Diante disso, percebe-se que tais afirmações corroboram aos resultados obtidos nesse trabalho, principalmente em relação a massa de matéria seca de parte radicular das plântulas provenientes de sementes expostas ao ozono, as quais alcançaram médias superiores ao controle.
Com relação ao efeito benéfico da termoterapia sobre a germinação das sementes Vazquez-Yanes (1975) afirma que a imersão em água quente é capaz de modificar a permeabilidade do tegumento e estimular a germinação. Isso ocorre pois o tratamento potencializa absorção de água pela semente, e a ação do calor combinado com o tempo de exposição facilita a quebra da rigidez do tegumento (Martins et al., 2011) devido a desnaturação dos tecidos superficiais da semente (Pereira et al., 2015).
É importante salientar também que a elevação da temperatura promove alterações na velocidade das reações de mobilização e degradação de reservas armazenadas que afetam o crescimento das plântulas (Bewley e Black, 1994). Sendo assim, vale ressaltar, que a maior translocação de matéria seca de reserva em direção ao eixo embrionário origina plântulas mais pesadas (Nakagawa, 1999).
Um item importante a ser discutido antes da avaliação da patologia propriamente dita, diz respeito aos valores de coeficiente de variação (cv) obtidos neste teste.

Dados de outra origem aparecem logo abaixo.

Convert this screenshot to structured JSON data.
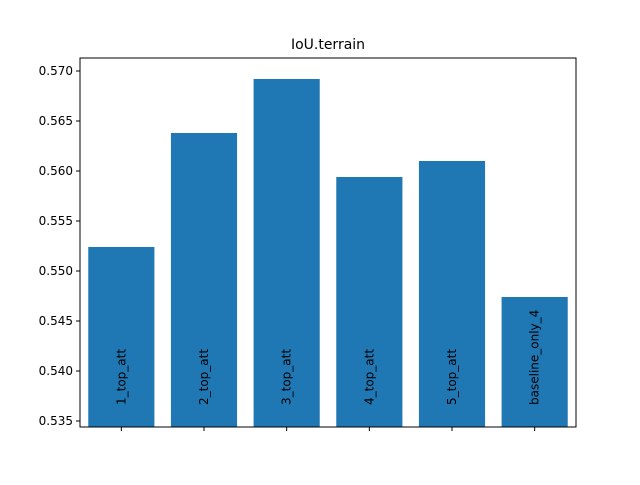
{
  "chart_data": {
    "type": "bar",
    "title": "IoU.terrain",
    "xlabel": "",
    "ylabel": "",
    "categories": [
      "1_top_att",
      "2_top_att",
      "3_top_att",
      "4_top_att",
      "5_top_att",
      "baseline_only_4"
    ],
    "values": [
      0.5524,
      0.5638,
      0.5692,
      0.5594,
      0.561,
      0.5474
    ],
    "ylim": [
      0.5344,
      0.5713
    ],
    "yticks": [
      0.535,
      0.54,
      0.545,
      0.55,
      0.555,
      0.56,
      0.565,
      0.57
    ],
    "ytick_labels": [
      "0.535",
      "0.540",
      "0.545",
      "0.550",
      "0.555",
      "0.560",
      "0.565",
      "0.570"
    ],
    "bar_color": "#1f77b4",
    "labels_inside_bars": true,
    "grid": false,
    "legend": "none"
  }
}
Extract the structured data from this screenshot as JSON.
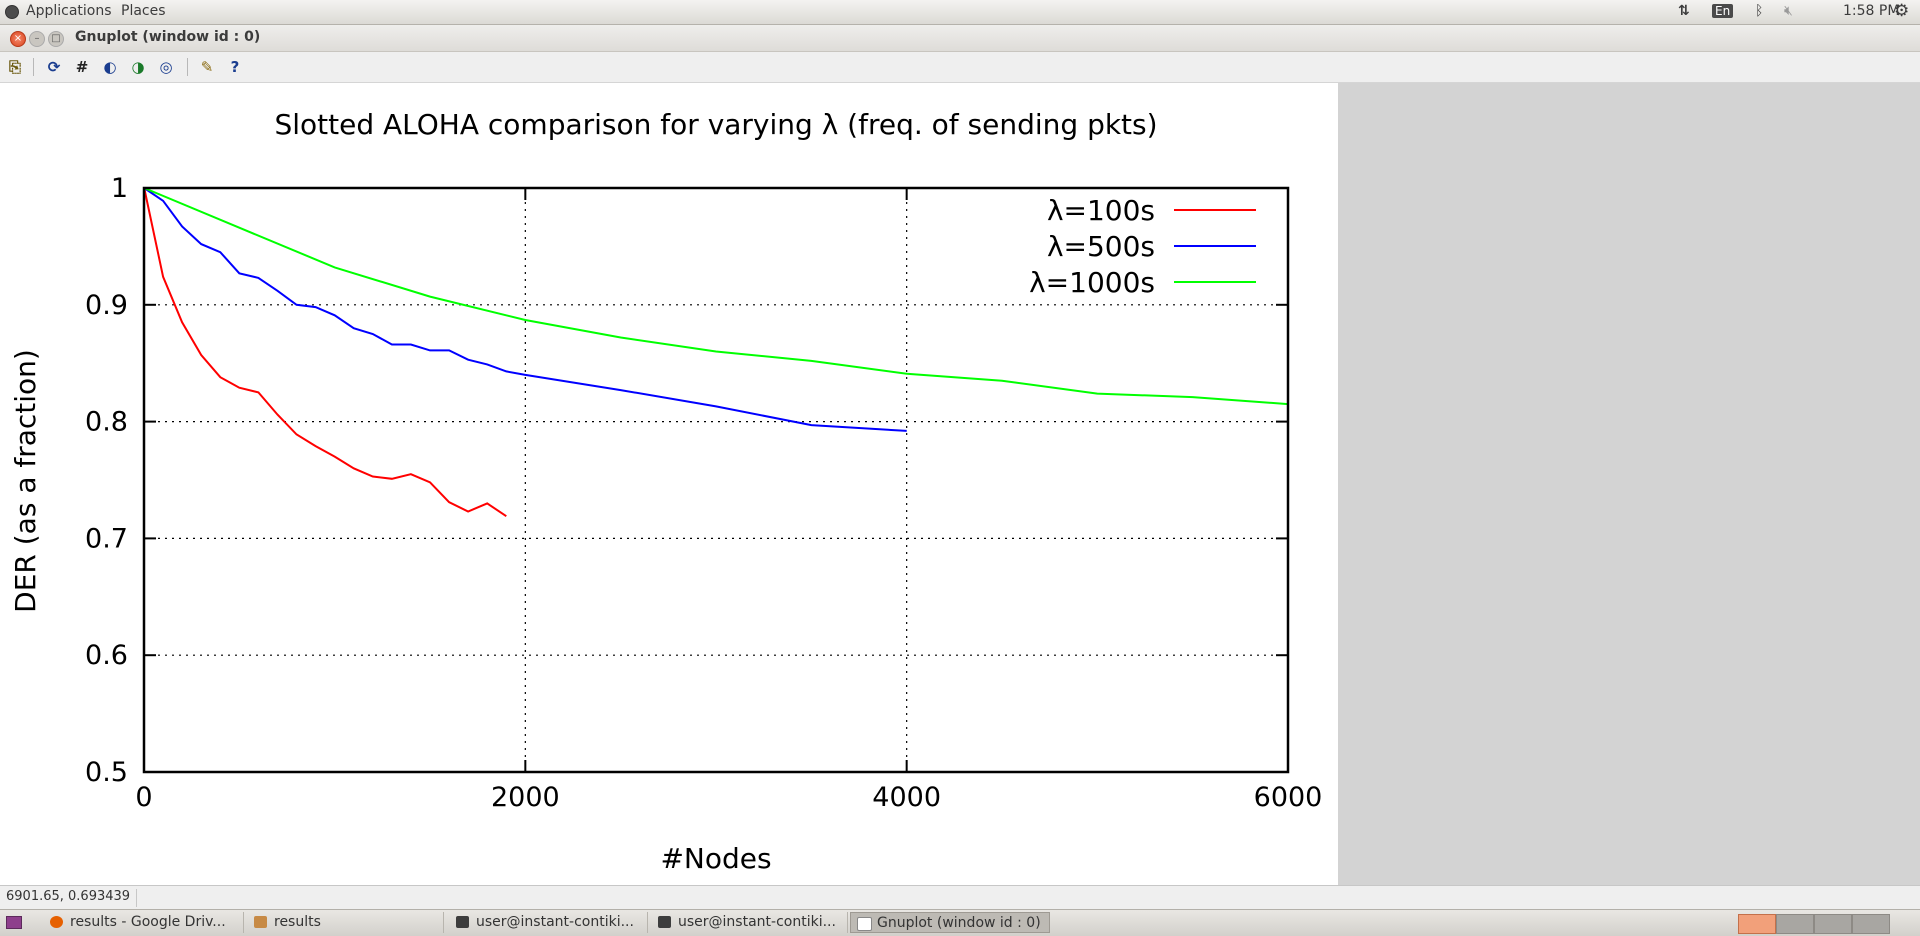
{
  "top_panel": {
    "applications": "Applications",
    "places": "Places",
    "keyboard_layout": "En",
    "clock": "1:58 PM",
    "icons": [
      "network-arrows-icon",
      "bluetooth-icon",
      "volume-muted-icon",
      "gear-icon"
    ]
  },
  "window": {
    "title": "Gnuplot (window id : 0)"
  },
  "toolbar": {
    "icons": [
      "copy-clipboard-icon",
      "replot-icon",
      "grid-icon",
      "zoom-prev-icon",
      "zoom-next-icon",
      "autoscale-icon",
      "options-icon",
      "help-icon"
    ]
  },
  "chart_data": {
    "type": "line",
    "title": "Slotted ALOHA comparison for varying λ (freq. of sending pkts)",
    "xlabel": "#Nodes",
    "ylabel": "DER (as a fraction)",
    "xlim": [
      0,
      6000
    ],
    "ylim": [
      0.5,
      1
    ],
    "x_ticks": [
      "0",
      "2000",
      "4000",
      "6000"
    ],
    "y_ticks": [
      "0.5",
      "0.6",
      "0.7",
      "0.8",
      "0.9",
      "1"
    ],
    "grid": "dotted, major ticks",
    "legend_position": "top-right",
    "series": [
      {
        "name": "λ=100s",
        "color": "#ff0000",
        "x": [
          1,
          100,
          200,
          300,
          400,
          500,
          600,
          700,
          800,
          900,
          1000,
          1100,
          1200,
          1300,
          1400,
          1500,
          1600,
          1700,
          1800,
          1900
        ],
        "y": [
          1.0,
          0.924,
          0.885,
          0.857,
          0.838,
          0.829,
          0.825,
          0.806,
          0.789,
          0.779,
          0.77,
          0.76,
          0.753,
          0.751,
          0.755,
          0.748,
          0.731,
          0.723,
          0.73,
          0.719
        ]
      },
      {
        "name": "λ=500s",
        "color": "#0000ff",
        "x": [
          1,
          100,
          200,
          300,
          400,
          500,
          600,
          700,
          800,
          900,
          1000,
          1100,
          1200,
          1300,
          1400,
          1500,
          1600,
          1700,
          1800,
          1900,
          2000,
          2500,
          3000,
          3500,
          4000
        ],
        "y": [
          1.0,
          0.989,
          0.967,
          0.952,
          0.945,
          0.927,
          0.923,
          0.912,
          0.9,
          0.898,
          0.891,
          0.88,
          0.875,
          0.866,
          0.866,
          0.861,
          0.861,
          0.853,
          0.849,
          0.843,
          0.84,
          0.827,
          0.813,
          0.797,
          0.792
        ]
      },
      {
        "name": "λ=1000s",
        "color": "#00ff00",
        "x": [
          1,
          500,
          1000,
          1500,
          2000,
          2500,
          3000,
          3500,
          4000,
          4500,
          5000,
          5500,
          6000
        ],
        "y": [
          1.0,
          0.966,
          0.932,
          0.907,
          0.887,
          0.872,
          0.86,
          0.852,
          0.841,
          0.835,
          0.824,
          0.821,
          0.815
        ]
      }
    ]
  },
  "status_bar": {
    "coordinates": "6901.65,  0.693439"
  },
  "taskbar": {
    "tasks": [
      {
        "label": "results - Google Driv...",
        "icon": "firefox-icon"
      },
      {
        "label": "results",
        "icon": "file-manager-icon"
      },
      {
        "label": "user@instant-contiki...",
        "icon": "terminal-icon"
      },
      {
        "label": "user@instant-contiki...",
        "icon": "terminal-icon"
      },
      {
        "label": "Gnuplot (window id : 0)",
        "icon": "gnuplot-icon"
      }
    ]
  }
}
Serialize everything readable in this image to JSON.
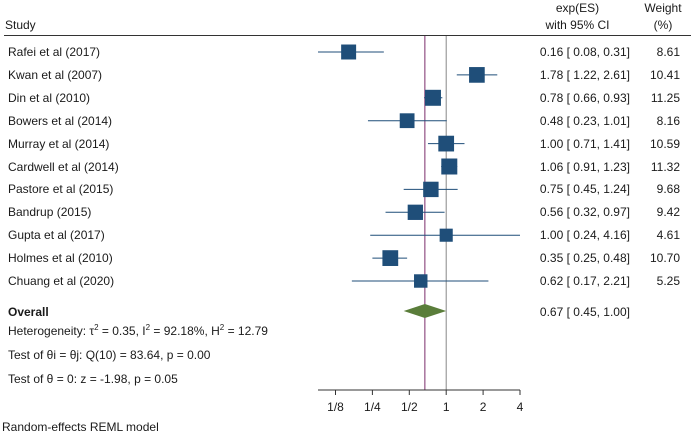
{
  "header": {
    "study_label": "Study",
    "es_label_line1": "exp(ES)",
    "es_label_line2": "with 95% CI",
    "weight_label_line1": "Weight",
    "weight_label_line2": "(%)"
  },
  "chart_data": {
    "type": "forest",
    "x_scale": "log2",
    "xlim": [
      0.09,
      4
    ],
    "x_ticks": [
      {
        "value": 0.125,
        "label": "1/8"
      },
      {
        "value": 0.25,
        "label": "1/4"
      },
      {
        "value": 0.5,
        "label": "1/2"
      },
      {
        "value": 1,
        "label": "1"
      },
      {
        "value": 2,
        "label": "2"
      },
      {
        "value": 4,
        "label": "4"
      }
    ],
    "null_line": 1,
    "overall_line": 0.67,
    "colors": {
      "marker": "#1f4e79",
      "ci_line": "#1f4e79",
      "diamond": "#5a7d3a",
      "overall_line": "#7b2d6b",
      "null_line": "#888888"
    },
    "studies": [
      {
        "name": "Rafei et al (2017)",
        "es": 0.16,
        "lo": 0.08,
        "hi": 0.31,
        "es_text": "0.16 [ 0.08,  0.31]",
        "weight": "8.61",
        "w": 8.61
      },
      {
        "name": "Kwan et al (2007)",
        "es": 1.78,
        "lo": 1.22,
        "hi": 2.61,
        "es_text": "1.78 [ 1.22,  2.61]",
        "weight": "10.41",
        "w": 10.41
      },
      {
        "name": "Din et al (2010)",
        "es": 0.78,
        "lo": 0.66,
        "hi": 0.93,
        "es_text": "0.78 [ 0.66,  0.93]",
        "weight": "11.25",
        "w": 11.25
      },
      {
        "name": "Bowers et al (2014)",
        "es": 0.48,
        "lo": 0.23,
        "hi": 1.01,
        "es_text": "0.48 [ 0.23,  1.01]",
        "weight": "8.16",
        "w": 8.16
      },
      {
        "name": "Murray et al (2014)",
        "es": 1.0,
        "lo": 0.71,
        "hi": 1.41,
        "es_text": "1.00 [ 0.71,  1.41]",
        "weight": "10.59",
        "w": 10.59
      },
      {
        "name": "Cardwell et al (2014)",
        "es": 1.06,
        "lo": 0.91,
        "hi": 1.23,
        "es_text": "1.06 [ 0.91,  1.23]",
        "weight": "11.32",
        "w": 11.32
      },
      {
        "name": "Pastore et al (2015)",
        "es": 0.75,
        "lo": 0.45,
        "hi": 1.24,
        "es_text": "0.75 [ 0.45,  1.24]",
        "weight": "9.68",
        "w": 9.68
      },
      {
        "name": "Bandrup (2015)",
        "es": 0.56,
        "lo": 0.32,
        "hi": 0.97,
        "es_text": "0.56 [ 0.32,  0.97]",
        "weight": "9.42",
        "w": 9.42
      },
      {
        "name": "Gupta et al (2017)",
        "es": 1.0,
        "lo": 0.24,
        "hi": 4.16,
        "es_text": "1.00 [ 0.24,  4.16]",
        "weight": "4.61",
        "w": 4.61
      },
      {
        "name": "Holmes et al (2010)",
        "es": 0.35,
        "lo": 0.25,
        "hi": 0.48,
        "es_text": "0.35 [ 0.25,  0.48]",
        "weight": "10.70",
        "w": 10.7
      },
      {
        "name": "Chuang et al (2020)",
        "es": 0.62,
        "lo": 0.17,
        "hi": 2.21,
        "es_text": "0.62 [ 0.17,  2.21]",
        "weight": "5.25",
        "w": 5.25
      }
    ],
    "overall": {
      "name": "Overall",
      "es": 0.67,
      "lo": 0.45,
      "hi": 1.0,
      "es_text": "0.67 [ 0.45,  1.00]"
    },
    "footnotes": {
      "heterogeneity_prefix": "Heterogeneity: τ",
      "heterogeneity_tau_rest": " = 0.35, I",
      "heterogeneity_i_rest": " = 92.18%, H",
      "heterogeneity_h_rest": " = 12.79",
      "sup": "2",
      "test_theta_i": "Test of θi = θj: Q(10) = 83.64, p = 0.00",
      "test_theta_0": "Test of θ = 0: z = -1.98, p = 0.05",
      "model": "Random-effects REML model"
    }
  }
}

Em ensaios relacionados a patologia vegetal é comum encontrar coeficientes de variação altos. Poletto (2010) ao avaliar população de Fusarium sp. em erva-mate trabalhou com cv de 64,6%. Kingelfuss e Yorinori (2001) trabalharam com cv de 87,83% ao avaliar níveis de colonização por Colletrotrichum sp. e Cercospora sp. em folíolos de soja tratados com fungicida.
O efeito da termoterapia no controle do fungo Alternaria spp, foi referido por Cunha et al. (2017) num ensaio realizado com sementes de abóbora e por Costa et al. (2011) com sementes de tomate cereja. O desenvolvimento do fungo Aspergillus spp. devido ao efeito da termoterapia também foi referido por Cunha et al. (2017) em sementes de abóbora. Estes autores sugerem que o aumento da temperatura pode ter contribuído para reduzir a competição com fungos de crescimento rápido que poderiam inibir o crescimento do Aspergillus spp. Por outro lado, Lazaroto et al. (2009) atribuiram a alta incidência de Aspergillus niger no tratamento de sementes de cedro com água a 50ºC durante 30 minutos, ao aumento do teor de humidade e de temperatura que terão favorecido o desenvolvimento de fungos deterioradores.
CONCLUSÃO
O tratamento de termoterapia aumenta a percentagem de germinação de sementes de alface e o teor de matéria seca de parte aérea e radicular das plântulas.
A ozonização das sementes de alface pelo período de 100 minutos contribui para aumentar o teor de matéria seca da parte radicular. Por sua vez, se o período de exposição ao gás ozono duplicar o teor de matéria seca da parte aérea também aumenta em comparação com controle.
O tratamento térmico é eficiente no controle do fungo Alternaria sp., entretanto favorece o desenvolvimento de Aspergillus sp.